While most cases Dachs has experienced are those with existing illnesses associated with depression, the condition has become more common throughout the years among vulnerable patients in nursing homes because they experience abrupt social change.
“No matter how much emotional support and compassion they receive, some patients cannot respond well to an environment that’s far from what they had at home,” she explains. “More so, sharing a room with a complete stranger isn’t something that most of them would want to experience. Sadly, the best solution for some of them are antidepressants.”
Dachs says that for those in a home care facility or those stay-at-home patients, social support is the best non-pharmacological solution.
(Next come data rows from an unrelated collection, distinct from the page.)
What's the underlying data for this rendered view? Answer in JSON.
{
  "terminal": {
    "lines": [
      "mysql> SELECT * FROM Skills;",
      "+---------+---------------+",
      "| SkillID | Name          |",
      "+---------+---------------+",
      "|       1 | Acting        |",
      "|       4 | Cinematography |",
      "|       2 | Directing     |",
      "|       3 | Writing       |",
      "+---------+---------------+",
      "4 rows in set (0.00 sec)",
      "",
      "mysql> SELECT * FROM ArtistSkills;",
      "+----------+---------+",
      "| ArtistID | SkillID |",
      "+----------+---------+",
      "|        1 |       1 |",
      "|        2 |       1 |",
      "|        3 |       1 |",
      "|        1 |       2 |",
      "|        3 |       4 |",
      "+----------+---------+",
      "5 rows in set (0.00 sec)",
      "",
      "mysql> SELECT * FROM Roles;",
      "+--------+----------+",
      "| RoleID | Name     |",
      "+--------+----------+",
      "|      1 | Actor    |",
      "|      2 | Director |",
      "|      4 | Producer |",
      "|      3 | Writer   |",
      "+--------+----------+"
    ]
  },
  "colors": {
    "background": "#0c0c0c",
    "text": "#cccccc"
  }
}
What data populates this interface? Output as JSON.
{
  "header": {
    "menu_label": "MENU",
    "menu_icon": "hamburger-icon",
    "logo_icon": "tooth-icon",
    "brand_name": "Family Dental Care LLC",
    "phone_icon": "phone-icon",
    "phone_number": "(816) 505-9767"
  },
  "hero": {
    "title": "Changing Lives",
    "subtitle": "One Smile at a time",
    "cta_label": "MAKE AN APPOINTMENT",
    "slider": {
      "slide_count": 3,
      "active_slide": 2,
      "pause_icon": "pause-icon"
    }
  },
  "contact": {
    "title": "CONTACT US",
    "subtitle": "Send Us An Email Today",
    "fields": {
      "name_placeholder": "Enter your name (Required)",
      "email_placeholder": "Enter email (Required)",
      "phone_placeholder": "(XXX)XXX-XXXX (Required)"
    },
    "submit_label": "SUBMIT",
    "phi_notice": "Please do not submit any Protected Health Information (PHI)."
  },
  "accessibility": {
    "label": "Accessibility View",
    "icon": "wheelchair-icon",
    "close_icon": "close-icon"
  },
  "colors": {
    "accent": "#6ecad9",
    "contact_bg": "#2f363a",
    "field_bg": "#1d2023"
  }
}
“Having their families come and visit seniors at predetermined schedules makes them look forward to the days that they’ll see their loved ones enter the door,” she says. “We’ve also made great efforts at reducing the stress in our home care. We try to match our programs to their past recreational activities as much as possible.”
More tips to fight back against senior depression
Health care experts are in general agreement that adults over 65 are more likely to experience depression as they are going through major life transitions.
“There is typically a lack of children in the home, leaving the workplace, and fewer responsibilities coupled with developing health problems,” says Jered Heathman, an M.D. and psychiatrist at Your Family Psychiatrist, PLLC, in Galveston, Texas. “While antidepressants may be indicated at times, seniors need to work on preparing themselves for such a major transition. That’s why self-care is incredibly important.”
Heathman offers seniors and their loved ones some tips to better cope with depression and depression symptoms.
Develop a social group of retirees. Retirement brings fewer responsibilities and more time to fill, Heathman says.
“If your closest friends haven’t retired, you’ll need to start developing a group of retired peers,” he advises. “The next time a daytime event comes up, you’ll have a potential group of participants to join you.”
Develop multiple hobbies. Even the most enthusiastic of golfers will get bored constantly playing the sport, Heathman adds. “Participate in many hobbies to keep motivation and enjoyment high,” he says.
Start a new project. Always wanted to start a charity? Do it. Religious? Volunteer to take on new projects at church. “New ideas or projects help stimulate creativity and keep our brains engaged and active,” Heathman notes.
Travel cost-effectively. Retirement allows for ample time to travel, but funds are not infinite. “Spend time to plan vacations or maximize discounts which will allow for more traveling,” he says. “Travel is stimulating and engages our mind. Learn about local history and try new things.”
Give yourself to others in a meaningful way. “Babysit for the neighbors to give them the night out,” he says. “Cook meals for the less fortunate. Offer to lend your skills to your neighborhood, without being taken advantage of. Helping others releases endorphins which promotes pleasure and fulfillment.”